Frequently Asked Questions on Ridership

Printer Friendly Version


The National Transit Summaries and Trends (NTST) presents aggregate transit operating statistics by mode. Fifteen transit modes are included in the National Transit Database, but for this publication, statistics are presented for the predominant modes: bus, heavy rail, light rail, commuter rail, demand response and vanpool. These modes provided the most transit service and change over the time frame considered, 1991 through 2003.

TRANSIT MODES


Bus
The most common form of mass transit service provided throughout the United States. Buses operate on fixed routes and schedules over existing roadways.
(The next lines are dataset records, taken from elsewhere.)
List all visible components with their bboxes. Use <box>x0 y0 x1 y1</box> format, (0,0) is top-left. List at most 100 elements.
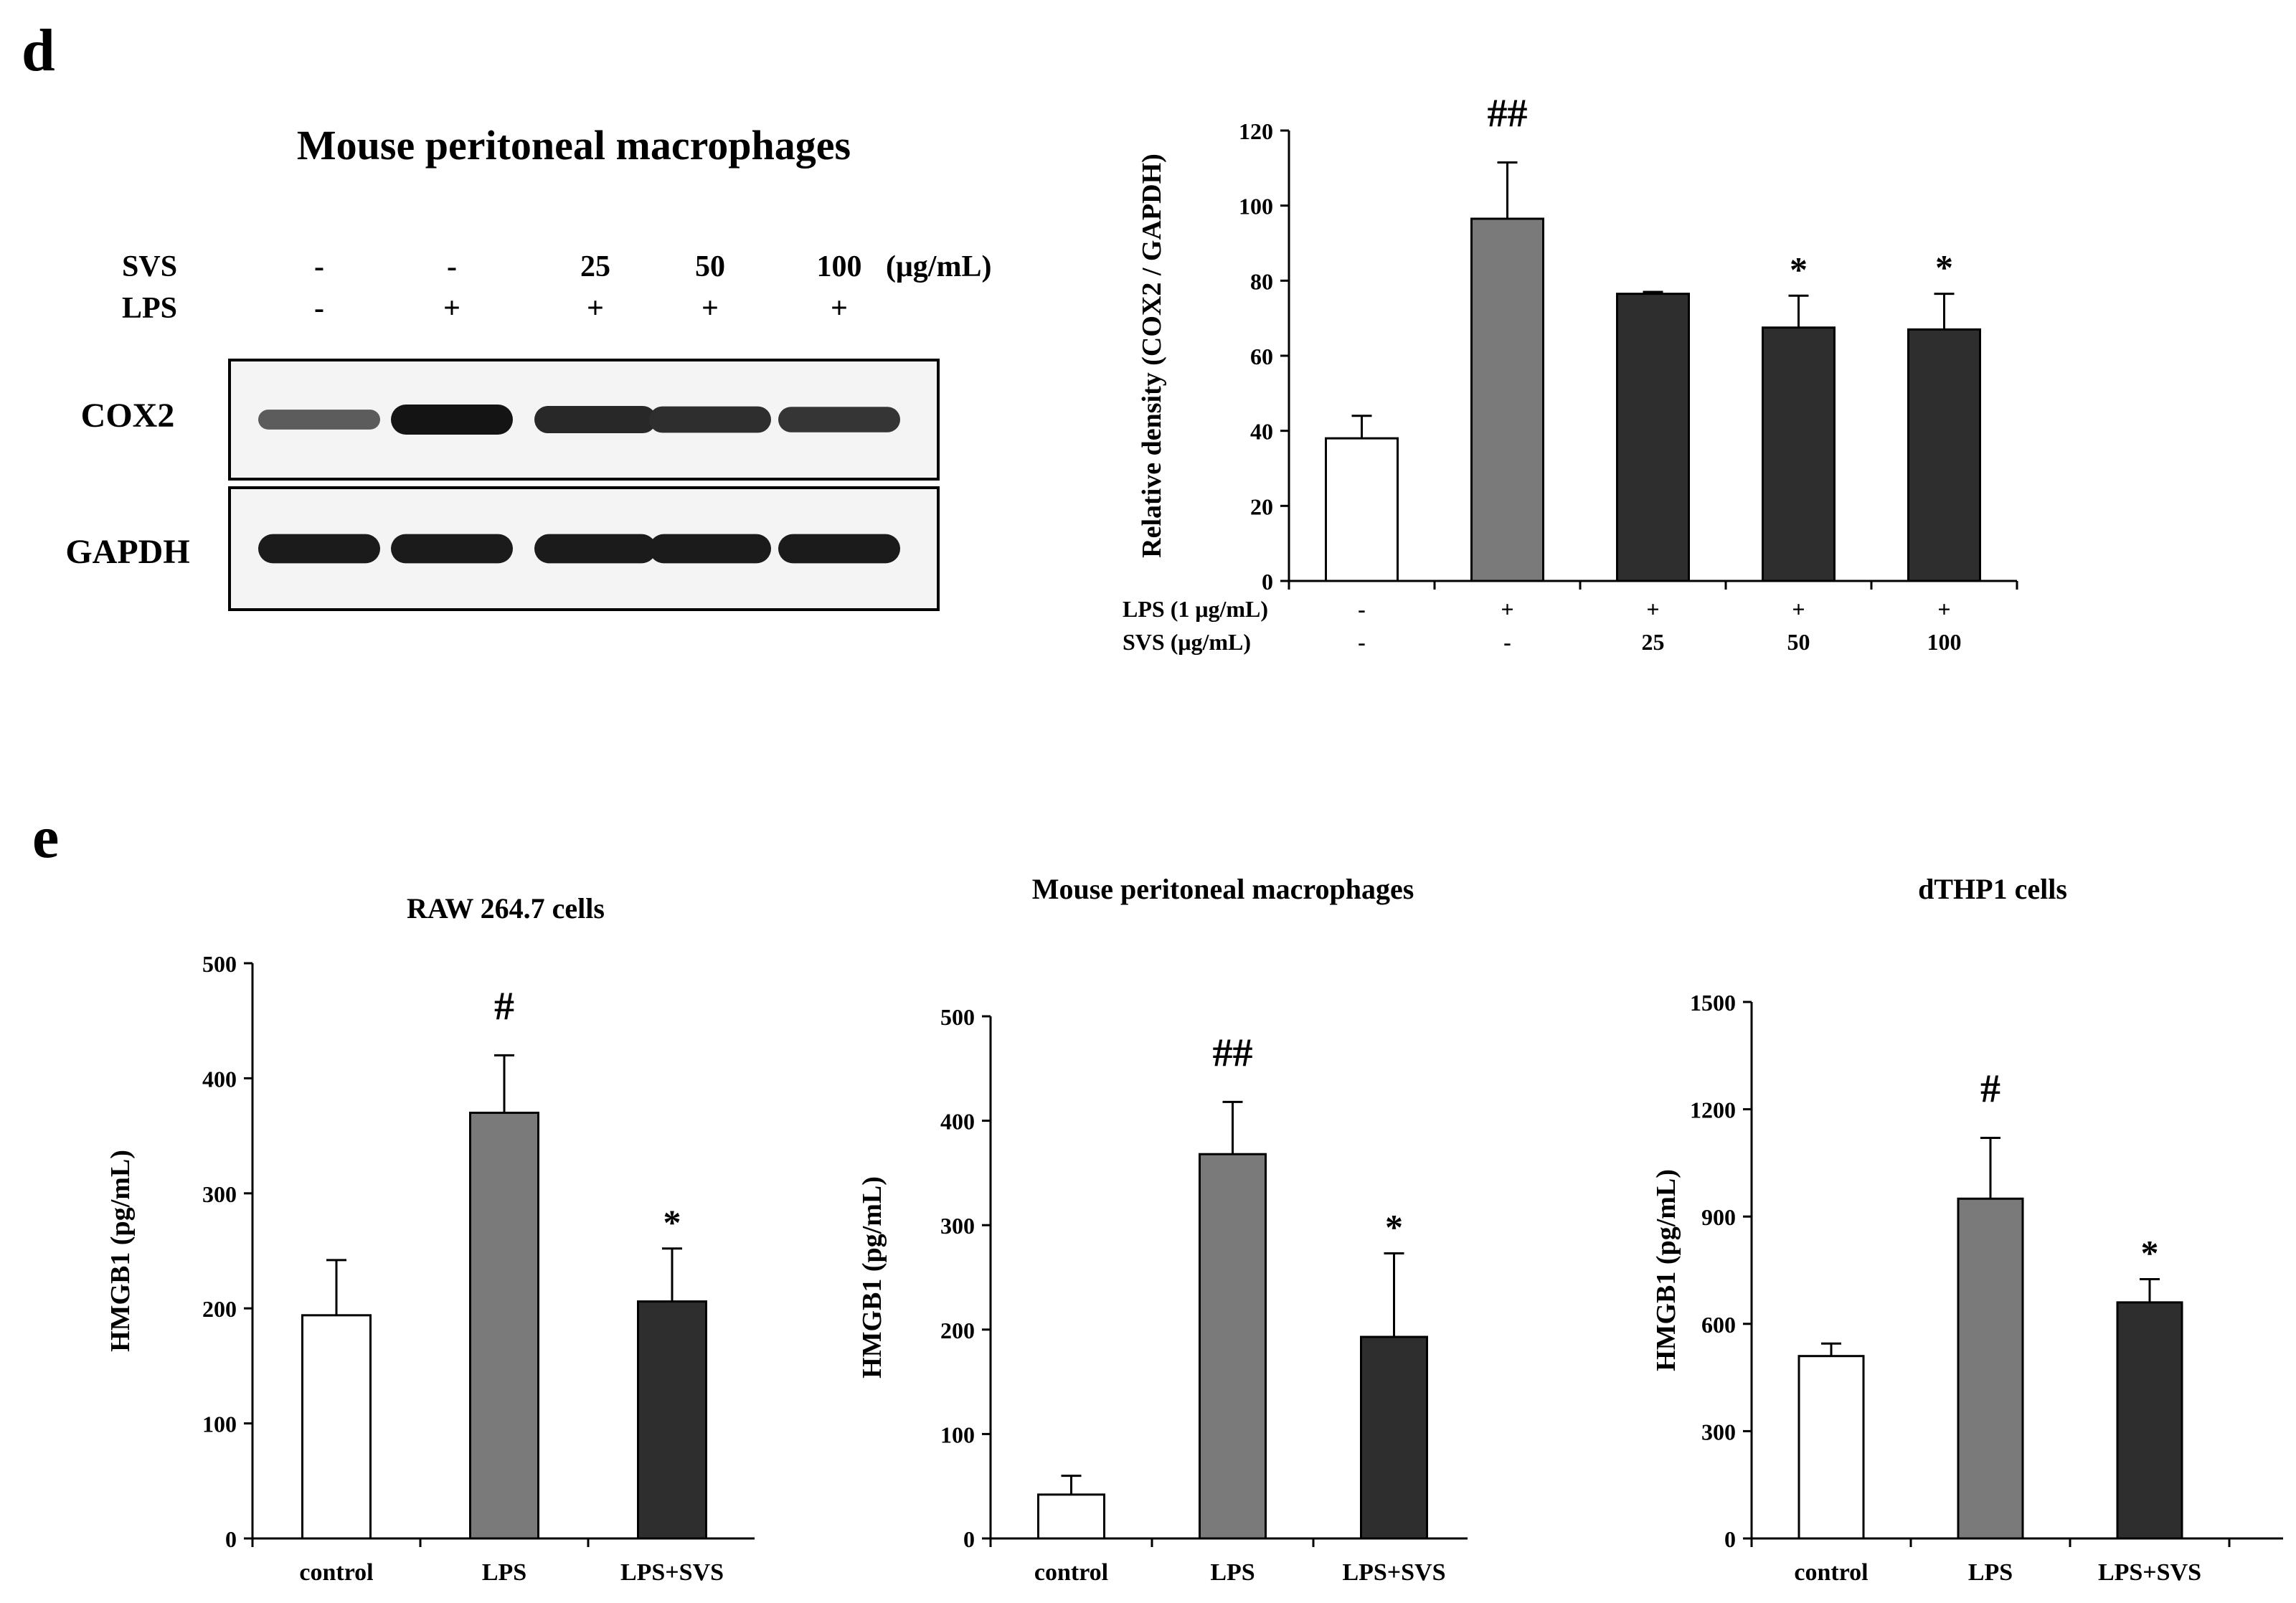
x-category-label: LPS <box>482 1559 526 1586</box>
bar <box>2116 1301 2183 1540</box>
y-tick-label: 1200 <box>1690 1097 1736 1123</box>
blot-svs-value: 100 <box>817 250 862 283</box>
mpm-hmgb1-chart: Mouse peritoneal macrophages HMGB1 (pg/mL… <box>857 873 1468 1586</box>
raw-hmgb1-chart: RAW 264.7 cells HMGB1 (pg/mL) 0 100 200 300 40… <box>105 892 755 1586</box>
blot-band <box>391 534 513 564</box>
y-tick-label: 200 <box>940 1318 975 1343</box>
significance-marker: # <box>1980 1067 2000 1111</box>
y-tick-label: 100 <box>202 1412 237 1437</box>
y-tick-label: 100 <box>1239 194 1273 219</box>
x-category-label: LPS+SVS <box>2098 1559 2201 1586</box>
significance-marker: * <box>1935 247 1953 288</box>
blot-svs-value: 25 <box>580 250 610 283</box>
blot-band <box>534 405 656 434</box>
y-tick-label: 80 <box>1250 268 1273 294</box>
bar <box>469 1112 539 1540</box>
y-tick-label: 500 <box>940 1004 975 1030</box>
chart-title: Mouse peritoneal macrophages <box>1032 873 1414 905</box>
chart-title: dTHP1 cells <box>1918 873 2067 905</box>
bar <box>1199 1153 1267 1540</box>
bar <box>1037 1493 1105 1540</box>
blot-svs-value: 50 <box>695 250 725 283</box>
y-tick-label: 0 <box>1724 1526 1736 1552</box>
condition-value: 50 <box>1787 629 1810 655</box>
bar <box>1360 1335 1428 1540</box>
western-blot: Mouse peritoneal macrophages SVS LPS (μg… <box>65 122 991 611</box>
y-tick-label: 120 <box>1239 118 1273 144</box>
y-axis-label: HMGB1 (pg/mL) <box>105 1150 136 1352</box>
thp1-hmgb1-chart: dTHP1 cells HMGB1 (pg/mL) 0 300 600 900 1200 15… <box>1651 873 2283 1586</box>
x-category-label: LPS <box>1210 1559 1255 1586</box>
y-tick-label: 900 <box>1701 1204 1736 1230</box>
blot-band <box>649 406 771 433</box>
condition-row-label: SVS (μg/mL) <box>1123 629 1251 655</box>
significance-marker: # <box>494 984 514 1029</box>
x-category-label: LPS <box>1968 1559 2013 1586</box>
x-category-label: LPS+SVS <box>1342 1559 1445 1586</box>
blot-lps-value: - <box>314 292 324 325</box>
y-axis-label: Relative density (COX2 / GAPDH) <box>1137 153 1167 558</box>
y-tick-label: 0 <box>225 1526 237 1552</box>
blot-svs-value: - <box>314 250 324 283</box>
panel-letter-e: e <box>32 804 59 871</box>
y-axis-label: HMGB1 (pg/mL) <box>1651 1169 1681 1371</box>
blot-lps-value: + <box>443 292 460 325</box>
condition-row-label: LPS (1 μg/mL) <box>1123 596 1268 622</box>
blot-unit-label: (μg/mL) <box>886 250 991 283</box>
y-tick-label: 300 <box>1701 1419 1736 1444</box>
bar <box>1325 437 1399 582</box>
blot-band <box>649 534 771 564</box>
y-tick-label: 300 <box>940 1213 975 1239</box>
y-tick-label: 0 <box>1262 569 1273 595</box>
condition-value: - <box>1358 629 1366 655</box>
blot-band-label: COX2 <box>81 397 175 435</box>
y-tick-label: 40 <box>1250 419 1273 445</box>
y-tick-label: 20 <box>1250 493 1273 519</box>
y-tick-label: 1500 <box>1690 990 1736 1016</box>
blot-band <box>391 405 513 435</box>
blot-band <box>258 534 380 564</box>
condition-value: 100 <box>1927 629 1962 655</box>
bar <box>301 1314 372 1540</box>
x-category-label: LPS+SVS <box>620 1559 724 1586</box>
y-tick-label: 200 <box>202 1296 237 1322</box>
significance-marker: * <box>1385 1207 1403 1247</box>
x-category-label: control <box>1794 1559 1868 1586</box>
blot-band <box>778 407 900 432</box>
condition-value: + <box>1501 596 1513 622</box>
blot-lps-value: + <box>587 292 604 325</box>
blot-lps-value: + <box>701 292 719 325</box>
bar <box>1957 1197 2024 1540</box>
blot-panel-cox2: COX2 <box>81 359 940 481</box>
significance-marker: * <box>663 1202 681 1242</box>
y-tick-label: 0 <box>963 1526 975 1552</box>
panel-letter-d: d <box>22 17 55 84</box>
bar <box>1762 326 1836 582</box>
condition-value: - <box>1503 629 1511 655</box>
significance-marker: * <box>1790 249 1808 289</box>
bar <box>1470 217 1544 582</box>
condition-value: + <box>1646 596 1659 622</box>
bar <box>1616 293 1690 582</box>
blot-band <box>258 410 380 430</box>
y-tick-label: 60 <box>1250 344 1273 369</box>
y-tick-label: 400 <box>202 1066 237 1092</box>
cox2-density-chart: Relative density (COX2 / GAPDH) 0 20 40 60 80… <box>1123 91 2018 655</box>
x-category-label: control <box>1034 1559 1108 1586</box>
significance-marker: ## <box>1213 1031 1253 1075</box>
blot-lps-value: + <box>831 292 848 325</box>
y-tick-label: 300 <box>202 1181 237 1207</box>
bar <box>1907 328 1981 582</box>
bar <box>1797 1355 1865 1540</box>
blot-svs-value: - <box>447 250 457 283</box>
blot-band <box>778 534 900 564</box>
y-axis-label: HMGB1 (pg/mL) <box>857 1176 887 1379</box>
x-category-label: control <box>299 1559 373 1586</box>
y-tick-label: 400 <box>940 1109 975 1135</box>
condition-value: - <box>1358 596 1366 622</box>
significance-marker: * <box>2141 1232 2159 1272</box>
condition-value: + <box>1792 596 1805 622</box>
blot-panel-gapdh: GAPDH <box>65 486 940 611</box>
blot-band <box>534 534 656 564</box>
Buses must be in compliance with mass transit rules including Americans with Disabilities Act (ADA) provisions.

Commuter Rail
Local (short-distance) travel operating between a central city and adjacent suburbs. Service is provided on regular schedules, moving commuters within urbanized areas or between urbanized areas and outlying areas. Multi-trip tickets and specific station-to-station fares characterize commuter rail service, with one or two stations in the central business district.

Heavy Rail
Heavy rail service is characterized by high-speed and rapid acceleration passenger rail cars operating singly or in multi-car trains on fixed electric rails; separate rights-of-way from which all other traffic is excluded; sophisticated signaling, high platform loading and a heavy passenger volume.

Demand Response
Service (passenger cars, vans or small buses) provided upon request to pick up and transport passengers to and from their destinations. Typically, a vehicle may be dispatched to pick up several passengers at different pick-up points before taking them to their respective destinations and may be interrupted en route to these destinations to pick up other passengers.

Light Rail
Light rail is an electric railway with a lighter passenger volume compared to heavy rail. Passenger cars operating singly (or in short, two-car trains) on fixed rails in shared or exclusive right-of-way, low or high platform loading characterize light rail service. The vehicle’s power is drawn from an overhead electric wire.

Vanpool
Service operating under a ride sharing arrangement providing transportation to individuals traveling directly between their homes and a regular destination. The vehicles (vans, small buses, and other vehicles) must have a minimum seating capacity of seven. Vanpool(s) must also be in compliance with mass transit rules including Americans with Disabilities Act (ADA) provisions, be open to the public, availability must be advertised and the service must be operated by a public entity or a public entity must own, purchase or lease the vehicle(s).